If Jayapal doesn’t like having “bipartisan provisions” be “prioritized over the transformational,” she should work in the government of another country with a different constitution. Our Constitution was deliberately and wisely designed to prioritize consensus rather than transformation, change that’s incremental rather than revolutionary, delivered via deliberation rather than diktat.

And that’s the message Biden himself ran on: bipartisan cooperation, a return to “normal,” a rejection of radical change. He won the Democratic nomination as the only top-tier candidate talking that way, and he won swing voters against Donald Trump by promising as much.

Biden, Jayapal, and their fellow partisans tried all year to jam BBB down the nation’s collective throat. Despite having a president who barely won, with a tiny House majority and a 50-50 Senate split, they acted as if they had a mandate for “transformational change.” They held no hearings on BBB. They tried the almost-unprecedented tactic of passing it as the second bill of the year using an expedited parliamentary procedure known as “reconciliation” that is ordinarily used only once per annum. They barely tried to secure Republican votes. Rather than negotiate between parties, they “negotiated” (or “fought”) only amongst themselves — the Left against the far Left.

This is not the way the U.S. republic is designed to work. This is not how it has ever worked well. What works, quite well over time, is evolutionary change achieved through “regular order.”

That’s what Manchin is rightly demanding: regular order. Break the behemoth of a bill into manageable chunks. Hold hearings on those chunks. Accept well-meaning amendments, based on what is learned from the hearings, to make the chunks better. Look to willing Republicans, such as Utah’s U.S. Sen. Mitt Romney, who is trying to achieve some of the Democrats’ ends by melding several of their ideas with some offered by conservative think tanks. (I am not endorsing Romney’s approach; this is just a “for instance.”)

This ideal of regular order is what onetime Democratic vice-presidential nominee Joe Lieberman is calling for. It’s what former Republican presidential nominee Dole asked for in his final column. And former Republican presidential nominee McCain begged for the same in his great, final Senate floor speech, calling for “incremental progress, compromises that each side criticize but also accept.”

Abandon the air of crisis and apocalypse. Show some humility. Take the long view. Win partial victories now, and then come back for more. And respect the possibility that your solutions might actually be wrong, and that wisdom advises a degree of caution.

Oddly enough, Jayapal let her guard down a week ago and showed she understands this is how things are supposed to work. In an interview with Washington Post columnist Greg Sargent, she suggested that Senate Democrats should take each major individual part of BBB and “hold votes on each item, to get Manchin to commit one way or the other. That could lead to an endgame in which a stripped-down BBB is negotiated.” She said she may even be willing to have Manchin take pieces out of the larger bill and “then vote on a bill that has the rest of it.”

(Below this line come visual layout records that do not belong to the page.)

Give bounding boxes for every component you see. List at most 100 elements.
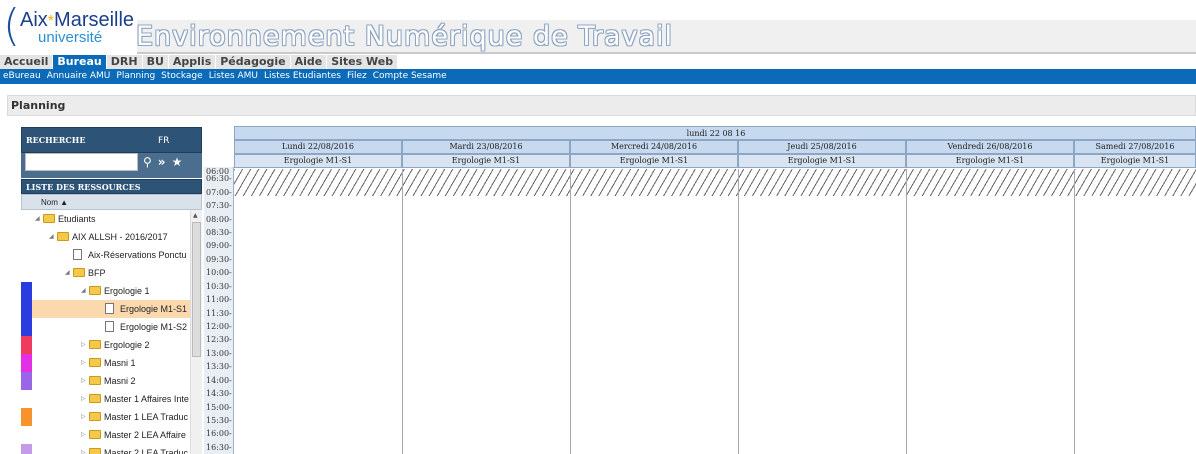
color-swatch [21, 336, 32, 354]
tree-item[interactable]: ▷ Masni 2 [21, 372, 190, 390]
nav-tab-aide[interactable]: Aide [290, 55, 327, 69]
color-swatch [21, 408, 32, 426]
search-input[interactable] [25, 153, 138, 171]
unavailable-slot [234, 169, 1196, 196]
collapse-arrow-icon[interactable]: ◢ [35, 210, 40, 228]
time-label: 13:30- [206, 362, 232, 371]
folder-icon [43, 214, 55, 223]
day-header[interactable]: Mercredi 24/08/2016 [570, 140, 738, 154]
day-separator [570, 169, 571, 454]
resources-title: LISTE DES RESSOURCES [26, 182, 141, 192]
subnav-annuaire-amu[interactable]: Annuaire AMU [47, 69, 111, 84]
time-label: 10:30- [206, 282, 232, 291]
time-label: 08:30- [206, 228, 232, 237]
tree-item[interactable]: ◢ Etudiants [21, 210, 190, 228]
document-icon [105, 303, 114, 314]
tree-item[interactable]: ▷ Master 2 LEA Traduc [21, 444, 190, 454]
subnav-stockage[interactable]: Stockage [161, 69, 203, 84]
day-header[interactable]: Vendredi 26/08/2016 [906, 140, 1074, 154]
logo[interactable]: ( Aix*Marseille université [3, 0, 134, 51]
expand-arrow-icon[interactable]: ▷ [81, 426, 86, 444]
expand-arrow-icon[interactable]: ▷ [81, 390, 86, 408]
resources-header: LISTE DES RESSOURCES [21, 179, 202, 194]
subnav-filez[interactable]: Filez [347, 69, 367, 84]
color-swatch [21, 318, 32, 336]
expand-arrow-icon[interactable]: ▷ [81, 372, 86, 390]
time-column: 06:00 06:30- 07:00- 07:30- 08:00- 08:30- 09:00… [204, 167, 234, 454]
collapse-arrow-icon[interactable]: ◢ [49, 228, 54, 246]
nav-tab-p-dagogie[interactable]: Pédagogie [216, 55, 290, 69]
nav-tab-bureau[interactable]: Bureau [53, 55, 106, 69]
tree-item[interactable]: ◢ Ergologie 1 [21, 282, 190, 300]
tree-item[interactable]: ▷ Masni 1 [21, 354, 190, 372]
day-header[interactable]: Mardi 23/08/2016 [402, 140, 570, 154]
color-swatch [21, 354, 32, 372]
calendar-grid[interactable] [234, 196, 1196, 454]
day-separator [738, 169, 739, 454]
day-header[interactable]: Jeudi 25/08/2016 [738, 140, 906, 154]
time-label: 15:30- [206, 416, 232, 425]
subnav-compte-sesame[interactable]: Compte Sesame [373, 69, 447, 84]
day-header[interactable]: Samedi 27/08/2016 [1074, 140, 1196, 154]
language-toggle[interactable]: FR [158, 136, 169, 146]
tree-item[interactable]: ▷ Master 1 Affaires Inte [21, 390, 190, 408]
time-label: 16:00- [206, 429, 232, 438]
day-separator [1074, 169, 1075, 454]
scroll-thumb[interactable] [192, 222, 201, 357]
subnav-planning[interactable]: Planning [116, 69, 155, 84]
document-icon [73, 249, 82, 260]
search-icon[interactable]: ⚲ [143, 155, 152, 169]
day-group-header: Ergologie M1-S1 [402, 154, 570, 168]
column-header-name[interactable]: Nom ▲ [21, 194, 202, 210]
tree-item[interactable]: Ergologie M1-S2 [21, 318, 190, 336]
nav-tab-accueil[interactable]: Accueil [0, 55, 53, 69]
tree-item[interactable]: ◢ AIX ALLSH - 2016/2017 [21, 228, 190, 246]
search-header: RECHERCHE FR [21, 127, 202, 153]
day-header[interactable]: Lundi 22/08/2016 [234, 140, 402, 154]
search-row: ⚲ » ★ [21, 153, 202, 178]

Gee, what took her so long? This is exactly what Manchin, echoing Lieberman, Dole, and McCain, always has said is the best way forward.

But that was just an unusual moment of clarity from Jayapal. Now, a week later, she is back with ultimata and proposals for Biden to legislate by edict. In doing so, she mimics hard-line House conservatives who have often killed good legislation because it wasn’t (in their minds) quite perfect.

Jayapal and all hard-liners on both sides are not acting in “the American way.” In acting as they do, they undermine this great American representative experiment.